Nicht alle Magnesiumformen werden vom Körper gleich gut aufgenommen. Manche, wie beispielsweise Magnesiumoxid, werden schlecht absorbiert und können eher abführend wirken, als die Energie zu steigern.

Gut resorbierbare Magnesiumformen, die zu Energie und Entspannung beitragen, sind Magnesiummalat, Magnesiumbisglycinat und Magnesiumcitrat.

  • Magnesiummalat wird häufig bei Müdigkeit eingesetzt und unterstützt die Energieproduktion.
  • Magnesiumbisglycinat hat eine entspannende Wirkung und ist ideal bei Stress und Verspannungen.
  • Magnesiumcitrat wird gut vom Körper aufgenommen und unterstützt die Muskulatur.

Magnesium allein reicht nicht aus


Magnesium wirkt zusammen mit anderen Nährstoffen. Bei bestimmten Mängeln kann Magnesium weniger wirksam sein. Zum Beispiel:


Vitamin-B12-Mangel

Es ist für die Energieproduktion und das Nervensystem unerlässlich. Ein Mangel kann zu extremer Müdigkeit führen.

Niedrige Eisenwerte (insbesondere bei Frauen)

Es kann dazu führen, dass man sich schwach und müde fühlt.


Vitamin-D-Mangel

Dies spielt eine Rolle im Energiestoffwechsel, und ein Mangel kann zu Müdigkeit beitragen.


CoQ10-Mangel

CoQ10 ist für die Produktion von ATP (Energie) in Ihren Zellen unerlässlich.


Achten Sie auf eine abwechslungsreiche Ernährung oder prüfen Sie, ob Sie zusätzliche Unterstützung durch Nahrungsergänzungsmittel benötigen.

Schlafqualität und Stress: ein versteckter Energieverlust


Magnesium fördert die Entspannung, doch bei unruhigen Nächten oder chronischem Stress bleibt Ihr Energieniveau niedrig. Schlafen Sie schlecht? Magnesiumbisglycinat kann helfen, aber berücksichtigen Sie auch andere Faktoren wie Bildschirmzeit vor dem Schlafengehen und einen regelmäßigen Schlafrhythmus. Leiden Sie unter chronischem Stress? Anhaltender Stress erschöpft die Nebennieren, wodurch die Magnesiumspeicher schneller leer werden und Sie sich müder fühlen. Kombinieren Sie Magnesium mit einem gesunden Schlafrhythmus und Stressabbau (z. B. durch Atemübungen oder Yoga).

Ihr Körper passt sich an (vorübergehende Müdigkeit!).


Manche Menschen verspüren zu Beginn der Magnesiumeinnahme tatsächlich stärkere Müdigkeit. Dies kann zwei Gründe haben.
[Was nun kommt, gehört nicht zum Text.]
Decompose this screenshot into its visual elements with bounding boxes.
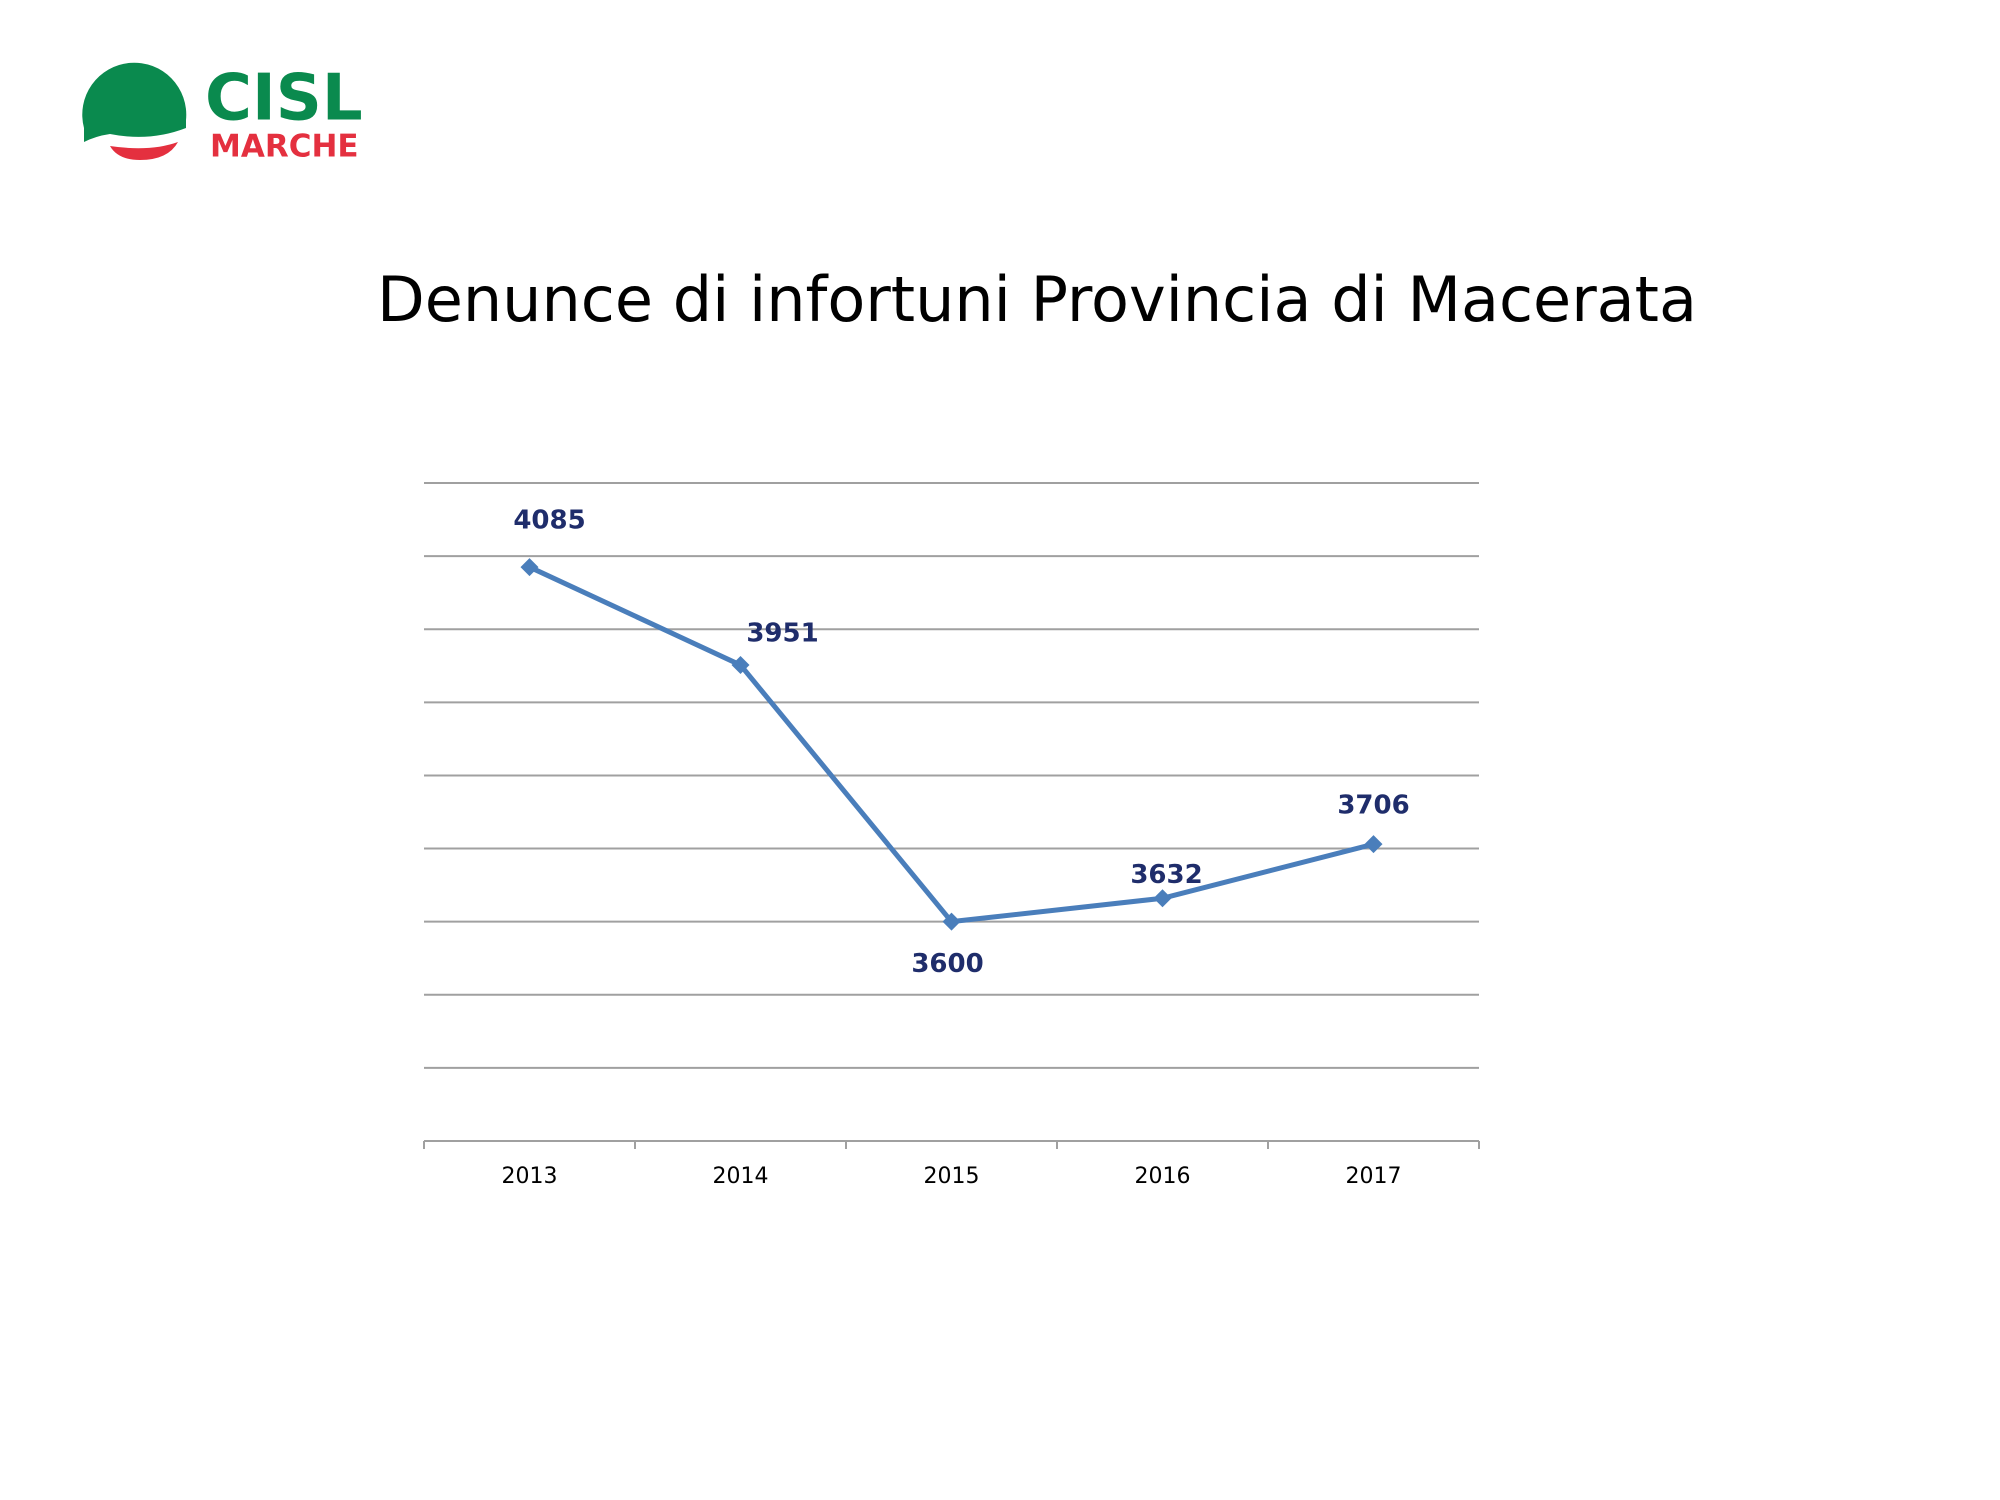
- marker: [520, 558, 539, 577]
- marker: [1364, 835, 1383, 854]
- chart-title: Denunce di infortuni Provincia di Macera…: [377, 263, 1697, 336]
- marker: [942, 912, 961, 931]
- data-label: 4085: [513, 506, 585, 536]
- logo-green: [82, 62, 187, 142]
- logo-name: CISL: [205, 62, 363, 136]
- data-label: 3632: [1130, 860, 1202, 890]
- data-label: 3706: [1337, 791, 1409, 821]
- x-tick-label: 2015: [924, 1164, 980, 1189]
- x-tick-label: 2017: [1346, 1164, 1402, 1189]
- logo-region: MARCHE: [210, 129, 359, 165]
- logo: CISL MARCHE: [82, 62, 363, 165]
- marker: [731, 656, 750, 675]
- x-tick-label: 2014: [713, 1164, 769, 1189]
- logo-red: [110, 142, 178, 160]
- x-tick-label: 2013: [502, 1164, 558, 1189]
- data-label: 3951: [746, 619, 818, 649]
- marker: [1153, 889, 1172, 908]
- line: [528, 564, 1375, 925]
- x-tick-label: 2016: [1135, 1164, 1191, 1189]
- data-label: 3600: [911, 949, 983, 979]
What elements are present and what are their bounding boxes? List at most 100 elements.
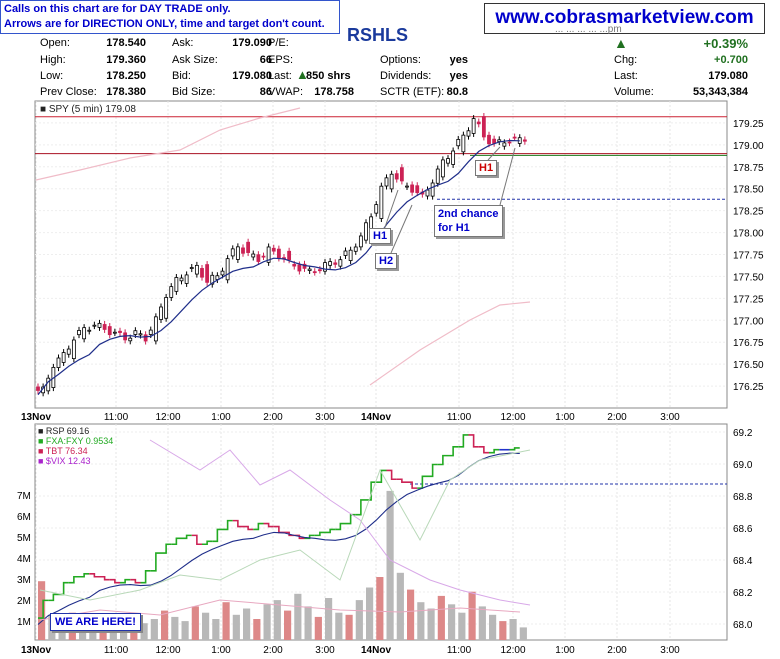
x-tick-label: 1:00 bbox=[555, 412, 575, 423]
rsp-line-segment bbox=[458, 434, 469, 448]
x-tick-label: 14Nov bbox=[361, 645, 391, 656]
candle-body bbox=[389, 173, 394, 190]
rsp-line-segment bbox=[191, 534, 202, 546]
volume-bar bbox=[89, 623, 97, 640]
indicator-legend-item: ■ $VIX 12.43 bbox=[38, 456, 90, 466]
vwap-value: 178.758 bbox=[314, 86, 354, 98]
candle-body bbox=[317, 269, 322, 272]
volume-bar bbox=[325, 598, 333, 640]
volume-bar bbox=[437, 595, 445, 640]
candle-body bbox=[502, 142, 507, 147]
bid-size-value: 86 bbox=[259, 86, 272, 98]
x-tick-label: 1:00 bbox=[211, 645, 231, 656]
y-tick-label: 177.50 bbox=[733, 272, 764, 283]
rsp-line-segment bbox=[386, 469, 397, 481]
candle-body bbox=[271, 247, 276, 252]
candle-body bbox=[112, 331, 117, 334]
last2-label: Last: bbox=[614, 70, 638, 82]
fxa-fxy-line bbox=[39, 449, 531, 601]
x-tick-label: 2:00 bbox=[263, 412, 283, 423]
volume-bar bbox=[417, 602, 425, 640]
candle-body bbox=[71, 339, 76, 360]
candle-body bbox=[194, 264, 199, 275]
rsp-line-segment bbox=[325, 528, 336, 534]
rsp-line-segment bbox=[212, 528, 223, 543]
rsp-line-segment bbox=[468, 434, 479, 448]
candle-body bbox=[225, 258, 230, 281]
x-tick-label: 11:00 bbox=[104, 645, 129, 656]
candle-body bbox=[148, 329, 153, 335]
candle-body bbox=[466, 130, 471, 137]
y-tick-label: 178.75 bbox=[733, 163, 764, 174]
volume-bar bbox=[489, 614, 497, 640]
rsp-line-segment bbox=[48, 593, 59, 602]
rsp-line-segment bbox=[376, 469, 387, 484]
volume-bar bbox=[427, 608, 435, 640]
sctr-value: 80.8 bbox=[446, 86, 468, 98]
candle-body bbox=[235, 246, 240, 260]
candle-body bbox=[358, 235, 363, 248]
tbt-line bbox=[39, 599, 521, 621]
y-tick-label: 176.75 bbox=[733, 338, 764, 349]
candle-body bbox=[440, 159, 445, 178]
candle-body bbox=[200, 268, 204, 278]
y-tick-label-left: 2M bbox=[17, 596, 31, 607]
volume-bar bbox=[253, 619, 261, 640]
rsp-line-segment bbox=[478, 445, 489, 454]
x-tick-label: 12:00 bbox=[155, 645, 180, 656]
low-value: 178.250 bbox=[106, 70, 146, 82]
candle-body bbox=[399, 167, 404, 182]
options-value: yes bbox=[449, 54, 468, 66]
candle-body bbox=[61, 352, 66, 363]
candle-body bbox=[174, 277, 179, 292]
rsp-average-line bbox=[37, 452, 520, 625]
candle-body bbox=[138, 333, 143, 336]
x-tick-label: 2:00 bbox=[607, 412, 627, 423]
candle-body bbox=[87, 329, 92, 332]
volume-bar bbox=[345, 614, 353, 640]
second-chance-pointer bbox=[499, 147, 516, 206]
rsp-line-segment bbox=[150, 552, 161, 572]
x-tick-label: 13Nov bbox=[21, 645, 51, 656]
candle-body bbox=[394, 173, 399, 180]
rsp-line-segment bbox=[437, 454, 448, 466]
rsp-line-segment bbox=[243, 525, 254, 531]
y-tick-label: 178.50 bbox=[733, 185, 764, 196]
candle-body bbox=[189, 267, 194, 269]
indicator-legend-item: ■ RSP 69.16 bbox=[38, 426, 89, 436]
volume-bar bbox=[273, 600, 281, 640]
rsp-line-segment bbox=[366, 481, 377, 501]
rsp-line-segment bbox=[417, 475, 428, 489]
candle-body bbox=[512, 136, 517, 139]
rsp-line-segment bbox=[181, 534, 192, 540]
candle-body bbox=[476, 121, 481, 125]
candle-body bbox=[66, 348, 71, 355]
rsp-line-segment bbox=[89, 572, 100, 578]
y-tick-label-left: 4M bbox=[17, 554, 31, 565]
volume-bar bbox=[243, 608, 251, 640]
volume-bar bbox=[396, 572, 404, 640]
y-tick-label: 178.00 bbox=[733, 229, 764, 240]
y-tick-label: 177.25 bbox=[733, 294, 764, 305]
candle-body bbox=[348, 249, 353, 261]
candle-body bbox=[292, 264, 297, 267]
h2-pointer bbox=[390, 204, 413, 254]
y-tick-label: 176.50 bbox=[733, 360, 764, 371]
candle-body bbox=[36, 386, 40, 391]
candle-body bbox=[323, 262, 327, 272]
rsp-line-segment bbox=[345, 513, 356, 525]
rsp-line-segment bbox=[99, 575, 110, 581]
h1-note: H1 bbox=[369, 228, 392, 244]
y-tick-label-right: 68.8 bbox=[733, 492, 753, 503]
y-tick-label-right: 68.4 bbox=[733, 556, 753, 567]
volume-bar bbox=[448, 604, 456, 640]
rsp-line-segment bbox=[171, 537, 182, 546]
volume-bar bbox=[304, 606, 312, 640]
rsp-line-segment bbox=[68, 575, 79, 584]
candle-body bbox=[169, 286, 174, 298]
rsp-line-segment bbox=[202, 540, 213, 546]
x-tick-label: 12:00 bbox=[500, 412, 525, 423]
date-fragment: ... ... ... ... ...pm bbox=[555, 24, 622, 35]
x-tick-label: 3:00 bbox=[315, 645, 335, 656]
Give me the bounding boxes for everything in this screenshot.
  1. Die entspannende Wirkung: Magnesium hilft dem Nervensystem, sich zu beruhigen. Wenn man ständig unter Strom steht, kann sich das wie plötzliche Müdigkeit anfühlen.
  2. Der Entgiftungseffekt: Magnesium unterstützt die Leber und hilft beim Abbau von Stoffwechselprodukten. Dies kann vorübergehend zu einem Gefühl der Trägheit führen.

In beiden Fällen ist es wichtig, dem Körper ausreichend Zeit zur Anpassung an Magnesium zu geben. Achten Sie auf eine ausreichende Flüssigkeitszufuhr und eine ausgewogene Ernährung, um diesen Prozess zu unterstützen.

Wie bekommt man mehr Energie?


Wenn Sie Magnesium einnehmen und trotzdem müde sind, beachten Sie bitte Folgendes:

  1. Wählen Sie eine gut resorbierbare Form wie Magnesiummalat oder Bisglycinat.
  2. Stellen Sie sicher, dass Sie keinen Mangel an Vitamin B12, Eisen, Vitamin D und CoQ10 haben.
  3. Arbeiten Sie an Ihrer Schlafqualität und Ihrem Stressmanagement.
  4. Geben Sie Ihrem Körper Zeit, sich daran zu gewöhnen, wenn Sie gerade erst mit der Einnahme von Magnesium begonnen haben.